Ora voltano la schiena per fissare le nobili rovine che la storia ha lasciato, forme solenni che richiamano valori ora perduti. Il grande silenzio è espressione dello stupore attonito di un’umanità che non sa leggere il suo destino e guarda disorientata i resti del passato e i suoi fantasmi.

Ma ecco già tornare i colori, si riprende la vita di prima e ci si mette in posa negli abiti più belli sotto la luce di una lampadina e il volo ambiguo di una libellula, simbolo e forma dell’Artista, sempre sospeso nel suo spazio poetico.

Le sculture in bronzo raccolgono e definiscono lo spazio intorno al loro impermeabile silenzio,  alle loro superfici levigate e preziose sulle quali la luce gioca animandole di riflessi.

L’incantevole grazia delle figure scolpite esprime l’anelito ad una bellezza che,

come la statuaria classica greca, trascenda i limiti della condizione umana.

Il manichino si veste di struggente desiderio e ci commuove quando notiamo,

pur nella sua armonia perfetta, la sua incompletezza di figura umana.

Le forme sono perfette e luminose anche nel bianco irreale della ceramica che le proietta nell’immaginario. Quei pantaloni e giacche e cappotti sono tenuti in piedi da qualcosa che non è della realtà e dell’esperienza. Sono capi di vestiario quotidiani e attuali, eppure vengono da un altrove che è quello del sogno.  Sono fatti di quella materia perciò ci raccontano qualcosa di noi che non sappiamo, sentimenti nascosti in gesti ripetuti, fatti meccanicamente e senza coinvolgimento.

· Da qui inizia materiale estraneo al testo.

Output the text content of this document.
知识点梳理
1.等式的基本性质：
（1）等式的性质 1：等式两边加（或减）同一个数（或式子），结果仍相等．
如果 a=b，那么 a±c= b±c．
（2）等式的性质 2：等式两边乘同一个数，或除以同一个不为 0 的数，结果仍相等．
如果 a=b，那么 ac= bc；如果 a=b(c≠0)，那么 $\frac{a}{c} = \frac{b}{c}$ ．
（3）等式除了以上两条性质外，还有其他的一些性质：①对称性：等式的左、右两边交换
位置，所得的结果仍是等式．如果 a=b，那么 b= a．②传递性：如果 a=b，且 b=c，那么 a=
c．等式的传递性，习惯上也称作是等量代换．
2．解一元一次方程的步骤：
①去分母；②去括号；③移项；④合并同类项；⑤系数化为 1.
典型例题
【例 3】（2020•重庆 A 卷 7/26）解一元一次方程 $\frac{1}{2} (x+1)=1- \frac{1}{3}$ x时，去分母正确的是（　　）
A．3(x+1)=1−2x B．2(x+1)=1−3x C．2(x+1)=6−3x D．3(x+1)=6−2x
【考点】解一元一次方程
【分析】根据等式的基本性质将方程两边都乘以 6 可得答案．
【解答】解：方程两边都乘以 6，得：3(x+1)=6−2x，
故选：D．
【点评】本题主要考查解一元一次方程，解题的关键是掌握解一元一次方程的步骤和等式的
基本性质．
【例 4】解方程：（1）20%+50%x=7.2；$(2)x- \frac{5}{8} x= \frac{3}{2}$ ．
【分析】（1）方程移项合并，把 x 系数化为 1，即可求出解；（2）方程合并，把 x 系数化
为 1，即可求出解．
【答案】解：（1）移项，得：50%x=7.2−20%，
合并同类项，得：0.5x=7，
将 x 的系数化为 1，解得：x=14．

Ecco che ora quelle cose prendono vita e ci parlano un loro linguaggio fatto di grazia e di umiltà, ma anche del grande mistero dell’essere al mondo come cose o come persone, soggette al tempo e allo spazio, solide e fugaci come i sogni.

Nella grande tela Mare Nostrum le tante morti di migranti che si sono avventurati su fragili imbarcazioni in cerca di una vita migliore attraversando il braccio di mare che divide l’Africa dall’Europa hanno guidato il pennello di Silvano in linee sorprendenti e drammatiche che inseguono verso il buio dei fondali marini i loro corpi in discesa libera. Qui non vi sono braccia che si tendono in aiuto e mani che si stringono, mentre la luce in alto è sempre più lontana, bianca e perduta. Nella profondità di questo spaccato di mare i corpi diventano pesci abissali, luminescenti e misteriosi, trasparenti come meduse.

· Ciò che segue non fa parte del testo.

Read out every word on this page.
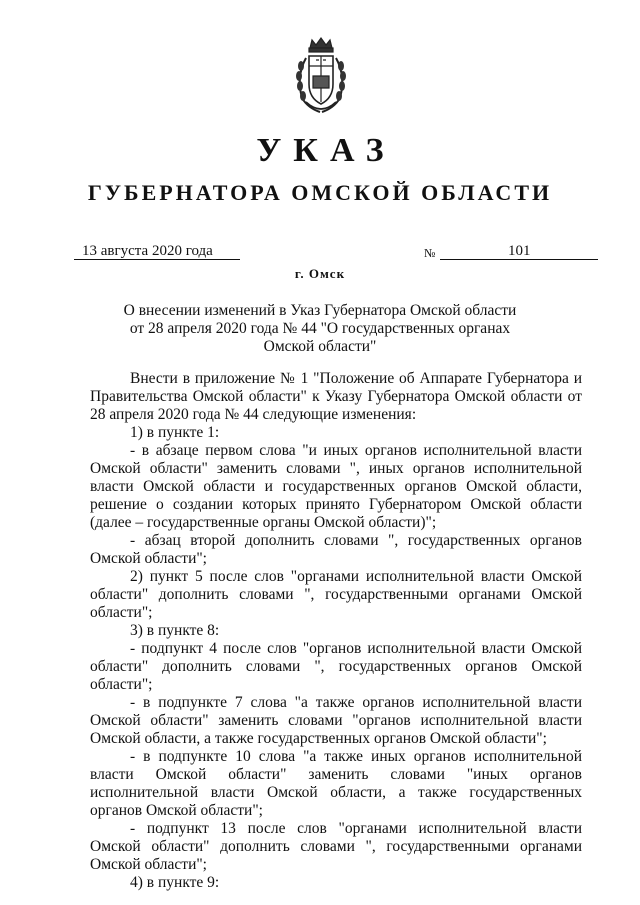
УКАЗ
ГУБЕРНАТОРА ОМСКОЙ ОБЛАСТИ
13 августа 2020 года	№	101
г. Омск
О внесении изменений в Указ Губернатора Омской области
от 28 апреля 2020 года № 44 "О государственных органах
Омской области"

Внести в приложение № 1 "Положение об Аппарате Губернатора и Правительства Омской области" к Указу Губернатора Омской области от 28 апреля 2020 года № 44 следующие изменения:

1) в пункте 1:

- в абзаце первом слова "и иных органов исполнительной власти Омской области" заменить словами ", иных органов исполнительной власти Омской области и государственных органов Омской области, решение о создании которых принято Губернатором Омской области (далее – государственные органы Омской области)";

- абзац второй дополнить словами ", государственных органов Омской области";

2) пункт 5 после слов "органами исполнительной власти Омской области" дополнить словами ", государственными органами Омской области";

3) в пункте 8:

- подпункт 4 после слов "органов исполнительной власти Омской области" дополнить словами ", государственных органов Омской области";

- в подпункте 7 слова "а также органов исполнительной власти Омской области" заменить словами "органов исполнительной власти Омской области, а также государственных органов Омской области";

- в подпункте 10 слова "а также иных органов исполнительной власти Омской области" заменить словами "иных органов исполнительной власти Омской области, а также государственных органов Омской области";

- подпункт 13 после слов "органами исполнительной власти Омской области" дополнить словами ", государственными органами Омской области";

4) в пункте 9:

E’ il fondale di un dramma in bianco e nero, pieno di corpi disordinati, invaso dall’uomo, un tema, quello della distruzione della natura, da sempre sottinteso nelle tele di D’Orsi.

Il grande quadro richiama i Giudizi Universali degli affreschi italiani del Cinquecento con personaggi che fluttuano nell’aria densa inesorabilmente spinti verso il destino finale.

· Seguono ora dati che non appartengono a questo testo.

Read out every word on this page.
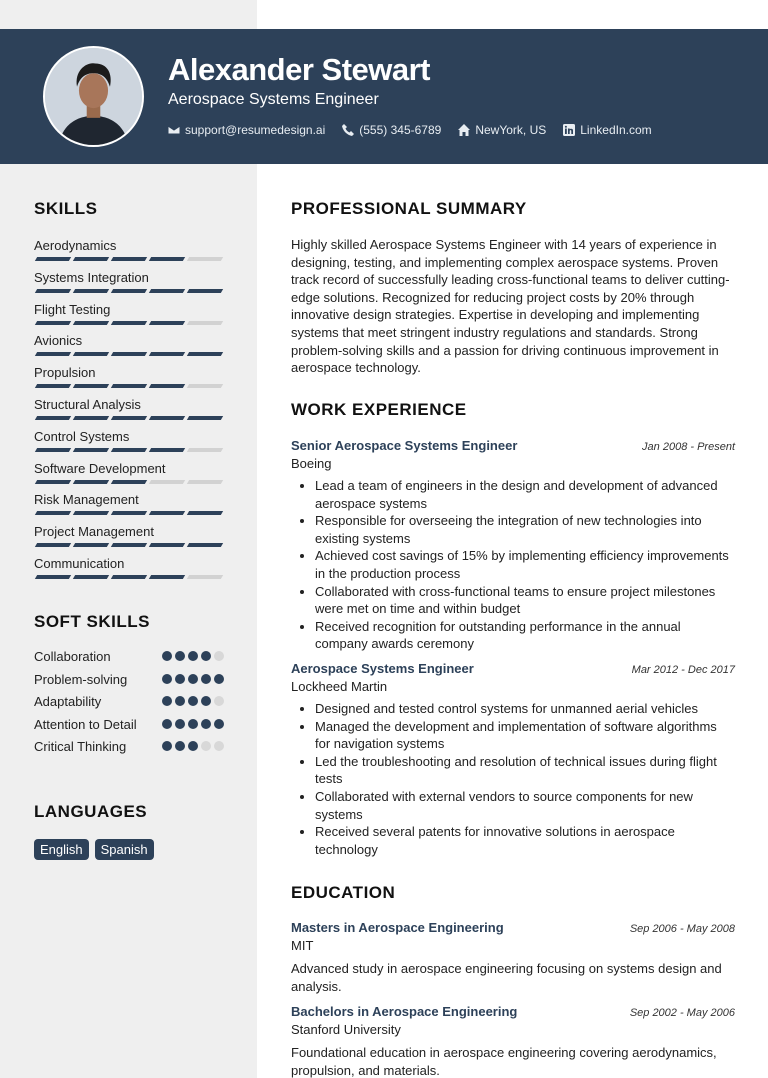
Alexander Stewart
Aerospace Systems Engineer
support@resumedesign.ai	(555) 345-6789	NewYork, US	LinkedIn.com
SKILLS
Aerodynamics
Systems Integration
Flight Testing
Avionics
Propulsion
Structural Analysis
Control Systems
Software Development
Risk Management
Project Management
Communication
SOFT SKILLS
Collaboration
Problem-solving
Adaptability
Attention to Detail
Critical Thinking
LANGUAGES
English	Spanish
PROFESSIONAL SUMMARY
Highly skilled Aerospace Systems Engineer with 14 years of experience in designing, testing, and implementing complex aerospace systems. Proven track record of successfully leading cross-functional teams to deliver cutting-edge solutions. Recognized for reducing project costs by 20% through innovative design strategies. Expertise in developing and implementing systems that meet stringent industry regulations and standards. Strong problem-solving skills and a passion for driving continuous improvement in aerospace technology.
WORK EXPERIENCE
Senior Aerospace Systems Engineer	Jan 2008 - Present
Boeing
• Lead a team of engineers in the design and development of advanced aerospace systems
• Responsible for overseeing the integration of new technologies into existing systems
• Achieved cost savings of 15% by implementing efficiency improvements in the production process
• Collaborated with cross-functional teams to ensure project milestones were met on time and within budget
• Received recognition for outstanding performance in the annual company awards ceremony
Aerospace Systems Engineer	Mar 2012 - Dec 2017
Lockheed Martin
• Designed and tested control systems for unmanned aerial vehicles
• Managed the development and implementation of software algorithms for navigation systems
• Led the troubleshooting and resolution of technical issues during flight tests
• Collaborated with external vendors to source components for new systems
• Received several patents for innovative solutions in aerospace technology
EDUCATION
Masters in Aerospace Engineering	Sep 2006 - May 2008
MIT
Advanced study in aerospace engineering focusing on systems design and analysis.
Bachelors in Aerospace Engineering	Sep 2002 - May 2006
Stanford University
Foundational education in aerospace engineering covering aerodynamics, propulsion, and materials.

Attraverso l’arte di Silvano, la tragedia dei migranti esce dall’oggi e raccoglie echi dei mille e mille naufragi lontani, il mare diventa oceano fino a diventare l’oceano mitologico che avvolgeva il mondo e ne decideva i limiti. Qui decide il limite della vita e si allarga ad essere il simbolo di una dimensione arcana, la discesa agli inferi.

“E tu non chiedere per chi suona la campana”. E tu non chiedere chi erano quelli che vedi su questa tela perché in questo mare dipinto, metafisica dell’esistenza, si consumano il limite della vita umana e la sua effimera e luminosa bellezza.

Nei disegni a china, Silvano D’Orsi continua a stupire con il suo appassionato percorso di ricerca verso scenari espressivi sempre nuovi. Nasce dal profondo della sua anima d’artista il bisogno di esplorare spazi dove la sua fantasia può collocare figure metafisiche in scorci della coscienza ancora oscuri. Il bianco è una dimensione di silenzio, che non fornisce elementi di orientamento. Tutto è fermo in un non-spazio senza tempo. Il volo di libellule o la sospensione di nastri o stoffe avviene per forze che sono solo dell’emozione.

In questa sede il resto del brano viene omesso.